Experian - They ask you for the last 4 digits of your social security number and again some account information. They don't ask for numbers, it's more like a multiple choice test. Pick the accounts you actually have out of the list they provide. They then give you your report and a report number you can use to log in with in the future to see your report. This is good because I am out of computer paper so once I get some I can look at it again and print it out. Click on "Print credit report" to see the most detailed view, even if you don't want to print it yet. Experian also charges $5.95 for your credit report.

Equifax - The first screen already had my info typed in for me. They have the same multiple choice account "test" as Experian does to prove you are who you say you are. They charge $7.95 for the credit score. They offer you the choice of coming back to visit your report for the next 30 days or not. You have to create a user account if you do. At least these guys ask a better "secret" question like birthplace or spouse's middle name. Things that don't change. Duh!

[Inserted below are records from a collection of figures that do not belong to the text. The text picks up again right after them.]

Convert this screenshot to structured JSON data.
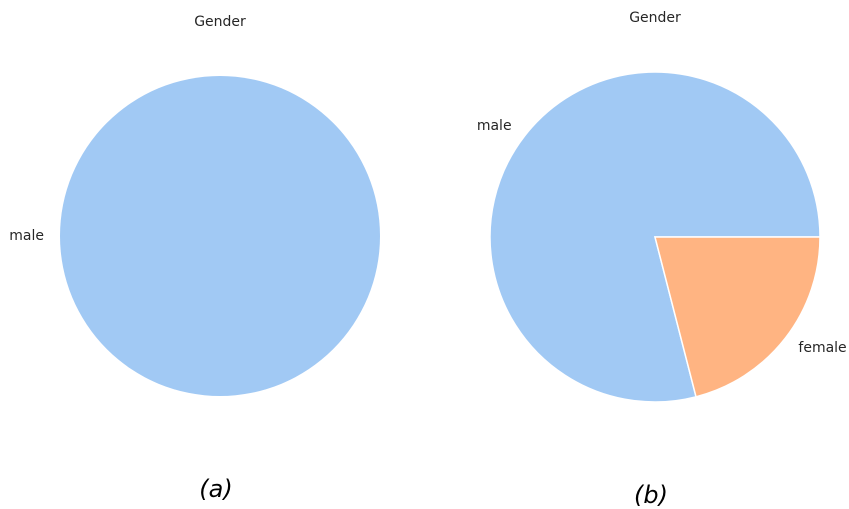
{
  "chart_data": [
    {
      "type": "pie",
      "title": "Gender",
      "caption": "(a)",
      "categories": [
        "male"
      ],
      "values": [
        100
      ],
      "colors": [
        "#a1c9f4"
      ]
    },
    {
      "type": "pie",
      "title": "Gender",
      "caption": "(b)",
      "categories": [
        "male",
        "female"
      ],
      "values": [
        79,
        21
      ],
      "colors": [
        "#a1c9f4",
        "#ffb482"
      ]
    }
  ]
}
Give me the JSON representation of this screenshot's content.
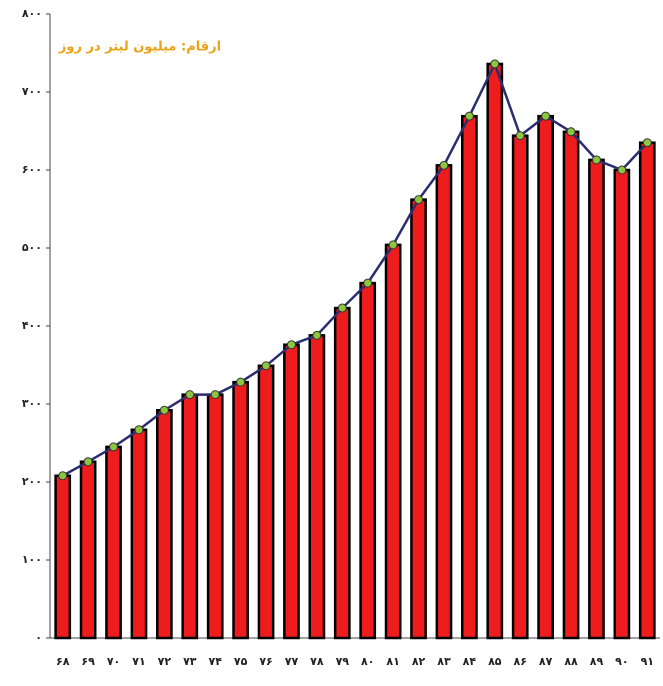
{
  "chart_data": {
    "type": "bar",
    "annotation": "ارقام: میلیون لیتر در روز",
    "categories": [
      "۶۸",
      "۶۹",
      "۷۰",
      "۷۱",
      "۷۲",
      "۷۳",
      "۷۴",
      "۷۵",
      "۷۶",
      "۷۷",
      "۷۸",
      "۷۹",
      "۸۰",
      "۸۱",
      "۸۲",
      "۸۳",
      "۸۴",
      "۸۵",
      "۸۶",
      "۸۷",
      "۸۸",
      "۸۹",
      "۹۰",
      "۹۱"
    ],
    "values": [
      208,
      226,
      245,
      267,
      292,
      312,
      312,
      328,
      349,
      376,
      388,
      423,
      455,
      504,
      562,
      606,
      669,
      736,
      644,
      669,
      649,
      613,
      600,
      635
    ],
    "color": "#ee1c1c",
    "line": true,
    "line_color": "#2b2e6e",
    "marker_color": "#8cc63f",
    "ylim": [
      0,
      800
    ],
    "yticks": [
      {
        "value": 0,
        "label": "۰"
      },
      {
        "value": 100,
        "label": "۱۰۰"
      },
      {
        "value": 200,
        "label": "۲۰۰"
      },
      {
        "value": 300,
        "label": "۳۰۰"
      },
      {
        "value": 400,
        "label": "۴۰۰"
      },
      {
        "value": 500,
        "label": "۵۰۰"
      },
      {
        "value": 600,
        "label": "۶۰۰"
      },
      {
        "value": 700,
        "label": "۷۰۰"
      },
      {
        "value": 800,
        "label": "۸۰۰"
      }
    ]
  }
}
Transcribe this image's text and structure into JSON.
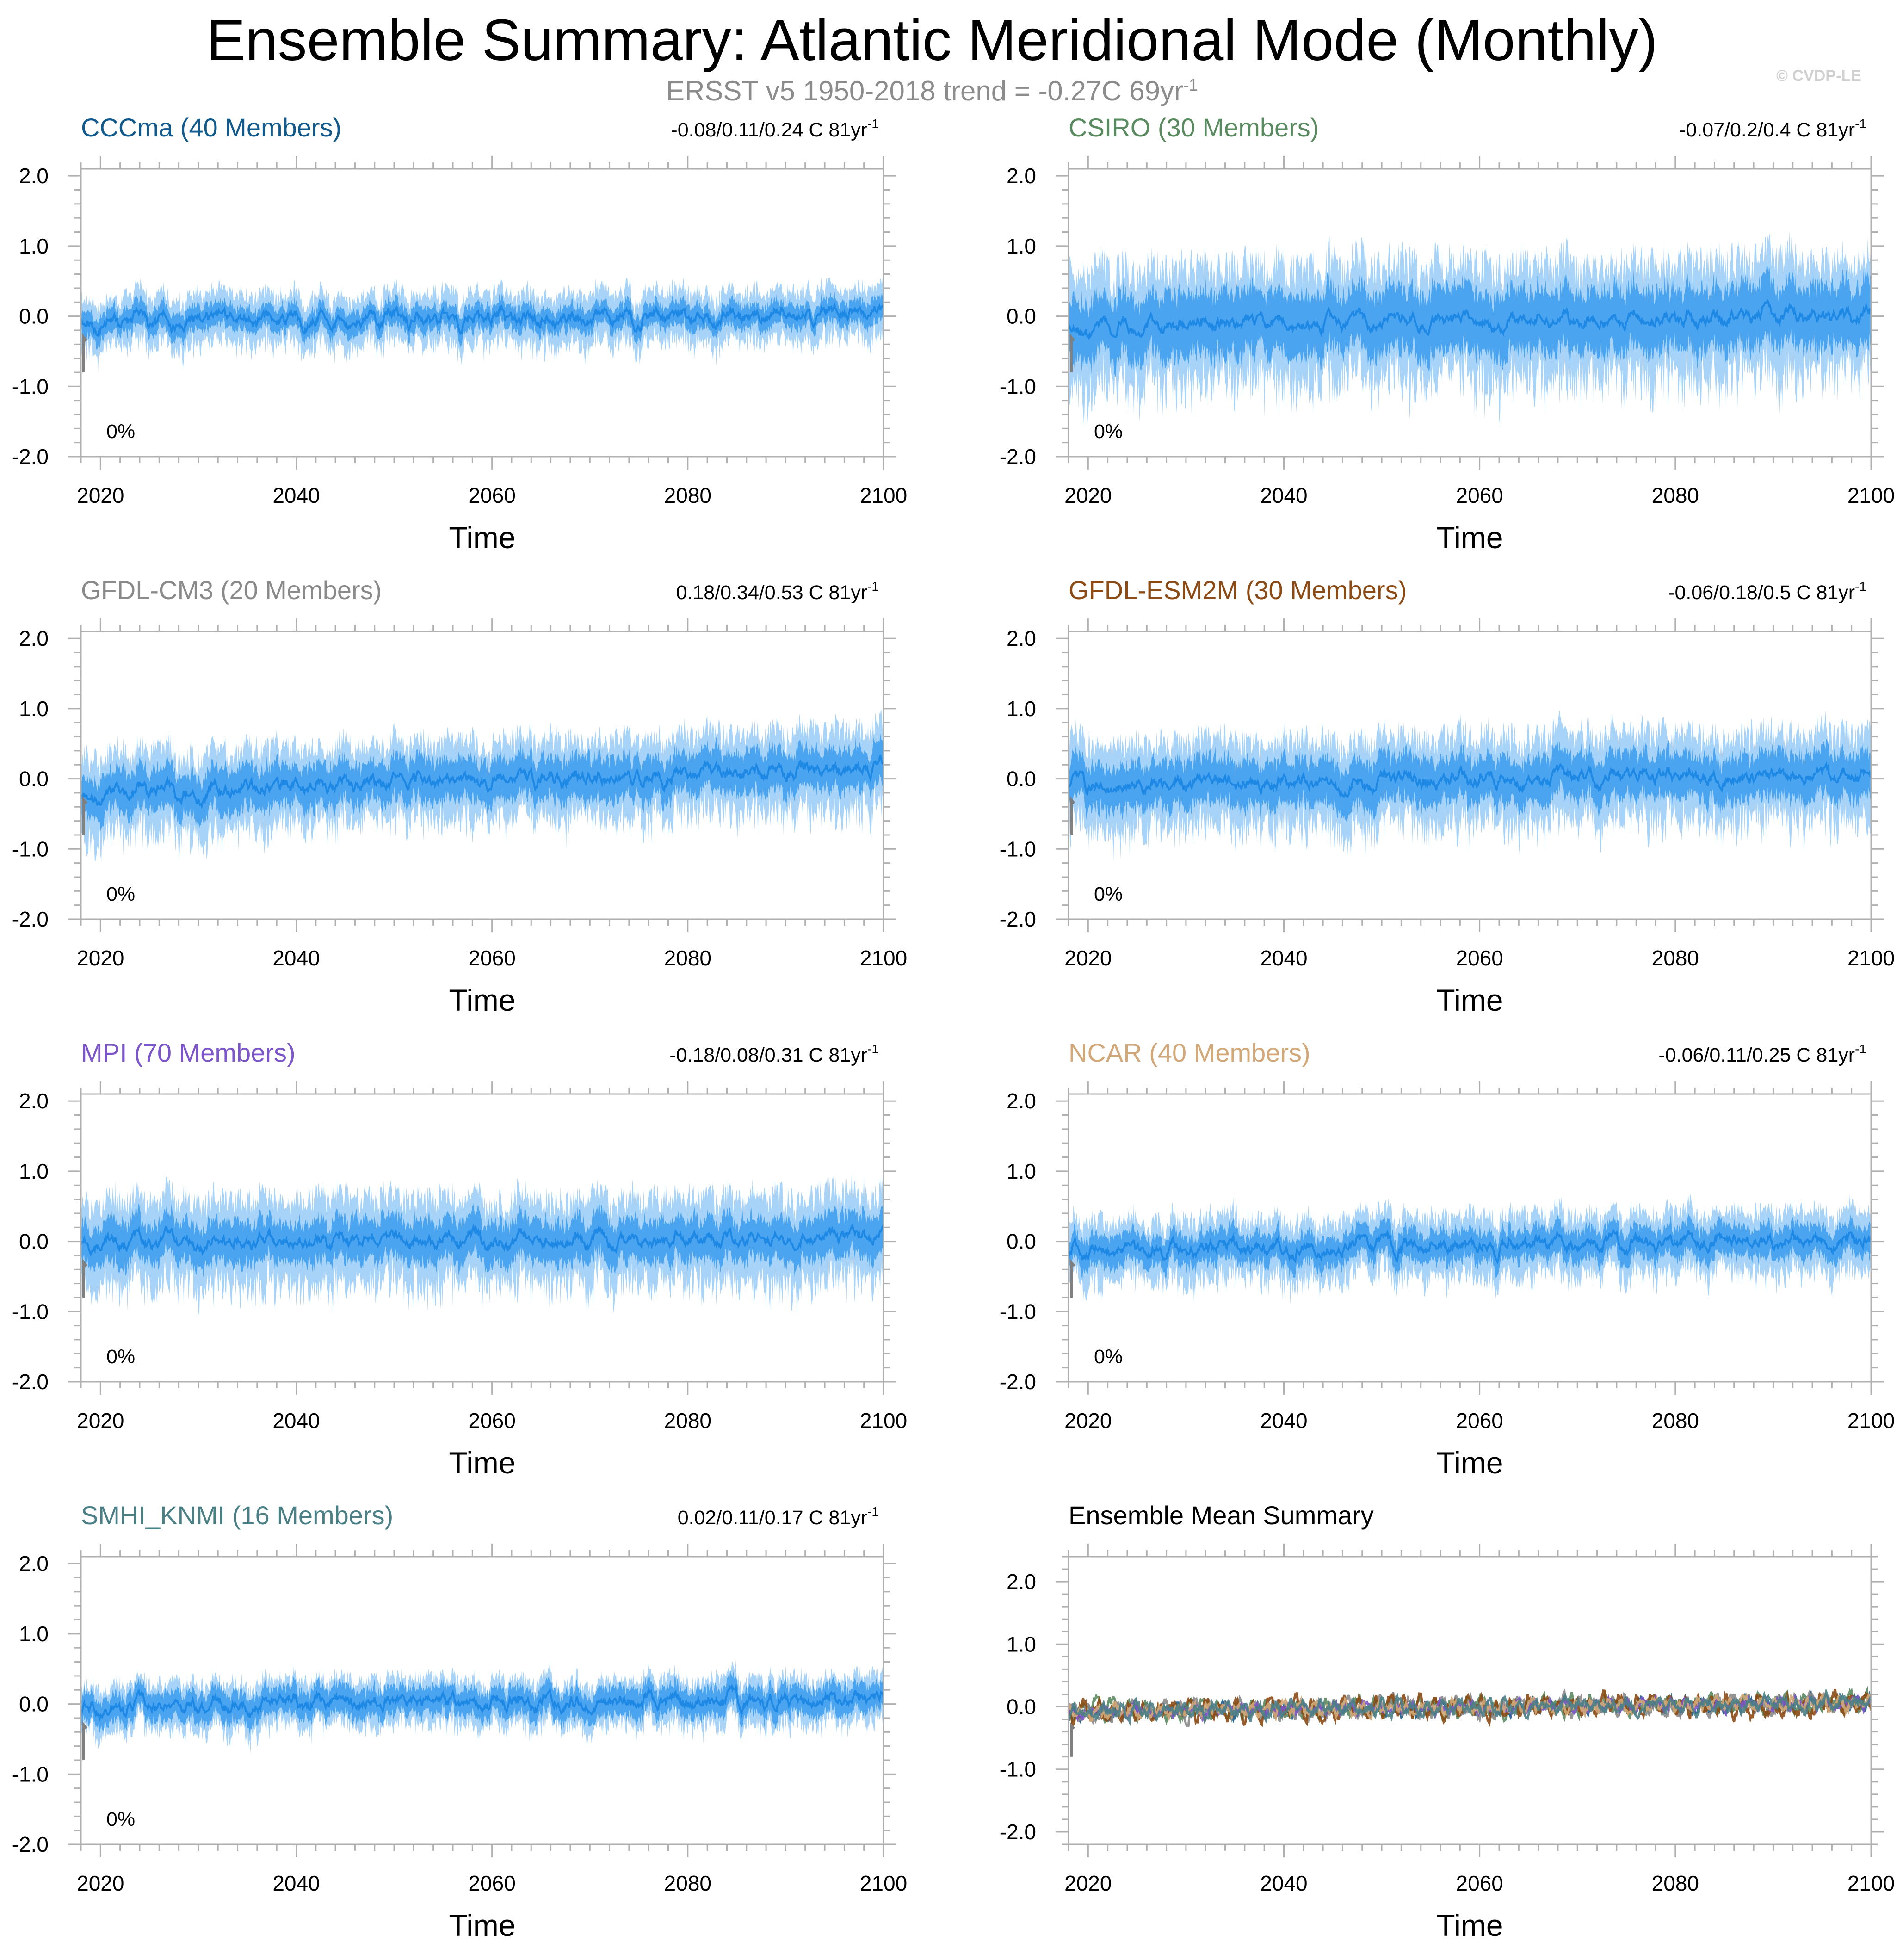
{
  "header": {
    "title": "Ensemble Summary: Atlantic Meridional Mode (Monthly)",
    "subtitle": "ERSST v5 1950-2018 trend = -0.27C 69yr",
    "subtitle_sup": "-1",
    "credit": "© CVDP-LE"
  },
  "colors": {
    "band_outer": "#a6d3f7",
    "band_inner": "#4aa4f0",
    "mean_line": "#1e88e5",
    "obs_gray": "#808080",
    "axis": "#b0b0b0"
  },
  "chart_data": [
    {
      "type": "area",
      "name": "cccma",
      "title": "CCCma (40 Members)",
      "title_color": "#125a8c",
      "trend": "-0.08/0.11/0.24 C 81yr",
      "trend_sup": "-1",
      "pct_label": "0%",
      "x_range": [
        2018,
        2100
      ],
      "x_ticks": [
        2020,
        2040,
        2060,
        2080,
        2100
      ],
      "xlabel": "Time",
      "ylim": [
        -2.0,
        2.1
      ],
      "y_ticks": [
        2.0,
        1.0,
        0.0,
        -1.0,
        -2.0
      ],
      "y_tick_labels": [
        "2.0",
        "1.0",
        "0.0",
        "-1.0",
        "-2.0"
      ],
      "band_outer_amp": 0.34,
      "band_inner_amp": 0.17,
      "trend_start": -0.08,
      "trend_end": 0.02,
      "seed": 11
    },
    {
      "type": "area",
      "name": "csiro",
      "title": "CSIRO (30 Members)",
      "title_color": "#5a8a60",
      "trend": "-0.07/0.2/0.4 C 81yr",
      "trend_sup": "-1",
      "pct_label": "0%",
      "x_range": [
        2018,
        2100
      ],
      "x_ticks": [
        2020,
        2040,
        2060,
        2080,
        2100
      ],
      "xlabel": "Time",
      "ylim": [
        -2.0,
        2.1
      ],
      "y_ticks": [
        2.0,
        1.0,
        0.0,
        -1.0,
        -2.0
      ],
      "y_tick_labels": [
        "2.0",
        "1.0",
        "0.0",
        "-1.0",
        "-2.0"
      ],
      "band_outer_amp": 0.8,
      "band_inner_amp": 0.45,
      "trend_start": -0.15,
      "trend_end": 0.02,
      "seed": 23
    },
    {
      "type": "area",
      "name": "gfdl-cm3",
      "title": "GFDL-CM3 (20 Members)",
      "title_color": "#8a8a8a",
      "trend": "0.18/0.34/0.53 C 81yr",
      "trend_sup": "-1",
      "pct_label": "0%",
      "x_range": [
        2018,
        2100
      ],
      "x_ticks": [
        2020,
        2040,
        2060,
        2080,
        2100
      ],
      "xlabel": "Time",
      "ylim": [
        -2.0,
        2.1
      ],
      "y_ticks": [
        2.0,
        1.0,
        0.0,
        -1.0,
        -2.0
      ],
      "y_tick_labels": [
        "2.0",
        "1.0",
        "0.0",
        "-1.0",
        "-2.0"
      ],
      "band_outer_amp": 0.55,
      "band_inner_amp": 0.3,
      "trend_start": -0.2,
      "trend_end": 0.15,
      "seed": 37
    },
    {
      "type": "area",
      "name": "gfdl-esm2m",
      "title": "GFDL-ESM2M (30 Members)",
      "title_color": "#8c4a14",
      "trend": "-0.06/0.18/0.5 C 81yr",
      "trend_sup": "-1",
      "pct_label": "0%",
      "x_range": [
        2018,
        2100
      ],
      "x_ticks": [
        2020,
        2040,
        2060,
        2080,
        2100
      ],
      "xlabel": "Time",
      "ylim": [
        -2.0,
        2.1
      ],
      "y_ticks": [
        2.0,
        1.0,
        0.0,
        -1.0,
        -2.0
      ],
      "y_tick_labels": [
        "2.0",
        "1.0",
        "0.0",
        "-1.0",
        "-2.0"
      ],
      "band_outer_amp": 0.6,
      "band_inner_amp": 0.32,
      "trend_start": -0.1,
      "trend_end": 0.08,
      "seed": 41
    },
    {
      "type": "area",
      "name": "mpi",
      "title": "MPI (70 Members)",
      "title_color": "#7b55c9",
      "trend": "-0.18/0.08/0.31 C 81yr",
      "trend_sup": "-1",
      "pct_label": "0%",
      "x_range": [
        2018,
        2100
      ],
      "x_ticks": [
        2020,
        2040,
        2060,
        2080,
        2100
      ],
      "xlabel": "Time",
      "ylim": [
        -2.0,
        2.1
      ],
      "y_ticks": [
        2.0,
        1.0,
        0.0,
        -1.0,
        -2.0
      ],
      "y_tick_labels": [
        "2.0",
        "1.0",
        "0.0",
        "-1.0",
        "-2.0"
      ],
      "band_outer_amp": 0.6,
      "band_inner_amp": 0.3,
      "trend_start": -0.02,
      "trend_end": 0.05,
      "seed": 53
    },
    {
      "type": "area",
      "name": "ncar",
      "title": "NCAR (40 Members)",
      "title_color": "#d2a878",
      "trend": "-0.06/0.11/0.25 C 81yr",
      "trend_sup": "-1",
      "pct_label": "0%",
      "x_range": [
        2018,
        2100
      ],
      "x_ticks": [
        2020,
        2040,
        2060,
        2080,
        2100
      ],
      "xlabel": "Time",
      "ylim": [
        -2.0,
        2.1
      ],
      "y_ticks": [
        2.0,
        1.0,
        0.0,
        -1.0,
        -2.0
      ],
      "y_tick_labels": [
        "2.0",
        "1.0",
        "0.0",
        "-1.0",
        "-2.0"
      ],
      "band_outer_amp": 0.42,
      "band_inner_amp": 0.22,
      "trend_start": -0.12,
      "trend_end": 0.02,
      "seed": 67
    },
    {
      "type": "area",
      "name": "smhi-knmi",
      "title": "SMHI_KNMI (16 Members)",
      "title_color": "#4a7f86",
      "trend": "0.02/0.11/0.17 C 81yr",
      "trend_sup": "-1",
      "pct_label": "0%",
      "x_range": [
        2018,
        2100
      ],
      "x_ticks": [
        2020,
        2040,
        2060,
        2080,
        2100
      ],
      "xlabel": "Time",
      "ylim": [
        -2.0,
        2.1
      ],
      "y_ticks": [
        2.0,
        1.0,
        0.0,
        -1.0,
        -2.0
      ],
      "y_tick_labels": [
        "2.0",
        "1.0",
        "0.0",
        "-1.0",
        "-2.0"
      ],
      "band_outer_amp": 0.32,
      "band_inner_amp": 0.2,
      "trend_start": -0.05,
      "trend_end": 0.1,
      "seed": 79
    },
    {
      "type": "line",
      "name": "ensemble-mean",
      "title": "Ensemble Mean Summary",
      "title_color": "#000000",
      "x_range": [
        2018,
        2100
      ],
      "x_ticks": [
        2020,
        2040,
        2060,
        2080,
        2100
      ],
      "xlabel": "Time",
      "ylim": [
        -2.2,
        2.4
      ],
      "y_ticks": [
        2.0,
        1.0,
        0.0,
        -1.0,
        -2.0
      ],
      "y_tick_labels": [
        "2.0",
        "1.0",
        "0.0",
        "-1.0",
        "-2.0"
      ],
      "series": [
        {
          "name": "CCCma",
          "color": "#125a8c",
          "amp": 0.12,
          "seed": 101
        },
        {
          "name": "CSIRO",
          "color": "#5a8a60",
          "amp": 0.16,
          "seed": 103
        },
        {
          "name": "GFDL-CM3",
          "color": "#8a8a8a",
          "amp": 0.16,
          "seed": 107
        },
        {
          "name": "GFDL-ESM2M",
          "color": "#8c4a14",
          "amp": 0.18,
          "seed": 109
        },
        {
          "name": "MPI",
          "color": "#7b55c9",
          "amp": 0.1,
          "seed": 113
        },
        {
          "name": "NCAR",
          "color": "#d2a878",
          "amp": 0.12,
          "seed": 127
        },
        {
          "name": "SMHI_KNMI",
          "color": "#4a7f86",
          "amp": 0.14,
          "seed": 131
        }
      ]
    }
  ]
}
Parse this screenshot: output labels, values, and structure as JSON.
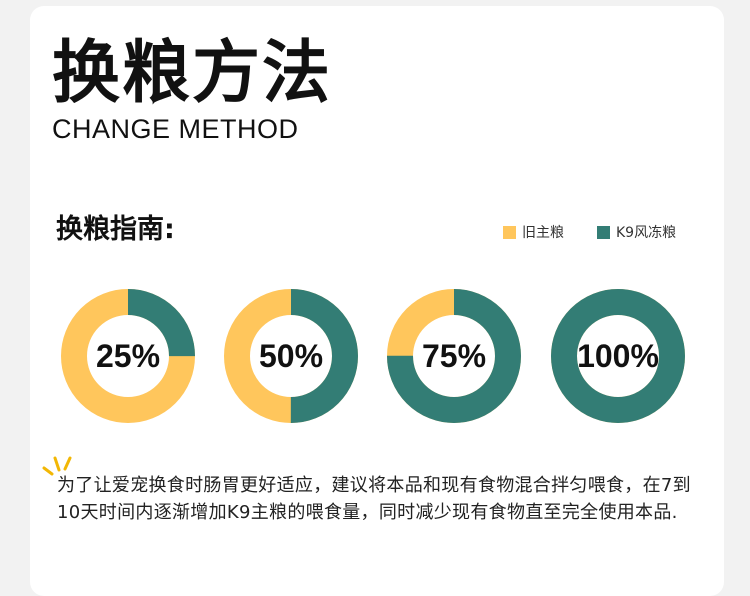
{
  "header": {
    "title_cn": "换粮方法",
    "title_en": "CHANGE METHOD"
  },
  "guide": {
    "label": "换粮指南:"
  },
  "legend": [
    {
      "label": "旧主粮",
      "color": "#FFC65C"
    },
    {
      "label": "K9风冻粮",
      "color": "#337D75"
    }
  ],
  "donuts": [
    {
      "label": "25%",
      "new_fraction": 0.25
    },
    {
      "label": "50%",
      "new_fraction": 0.5
    },
    {
      "label": "75%",
      "new_fraction": 0.75
    },
    {
      "label": "100%",
      "new_fraction": 1.0
    }
  ],
  "note": {
    "text": "为了让爱宠换食时肠胃更好适应，建议将本品和现有食物混合拌匀喂食，在7到10天时间内逐渐增加K9主粮的喂食量，同时减少现有食物直至完全使用本品."
  },
  "colors": {
    "old_food": "#FFC65C",
    "new_food": "#337D75",
    "bulb": "#F2B705"
  },
  "icons": {
    "tip": "lightbulb-rays-icon"
  }
}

I can't recommend one report over another. They are all slightly different in format. I don't have the time or inclination yet to see if they have the same information. No wait, one difference I do notice is under "Inquiries," i.e. who has inquired about your score. This varies because the companies doing the inquiring can choose any of these 3 credit companies to query, just like you can. If you'd like to be environmentally friendly while being fiscally responsible, Transunion's report uses the least paper for my information, 9 pages. Equifax is 28 pages long and Experian is in the middle with 15 pages.

Experian seems to know the most about me non-creditwise, like my addresses for the last 10 years - some that I had forgotten. Equifax even has my Verizon account which is not something that is debt, it's just my monthly phone bill - not even my cell phone which because it is a contract is kind of like debt/credit.

I hope this was helpful. I'm a little drained. And I killed a bunch of trees printing out all my reports (I found more paper). But, I only have to do this once a year. And now I'm done. That's enough for my Finance goal today. Now on to Fitness. I think I'll take a run. If I don't take a nap first.


DecemberFlower said...

Boo, I don't want to pay for my credit score, even though from the free report it looks like I'm in pretty good shape.

npapaya said...

word to the wise people:
if you pay off a credit card or transfer a balance to one card-don't close the old ones unless they charge you a fee for keeping it open. The total amount of credit available- not just on one account, but overall, makes a big difference in your scoring.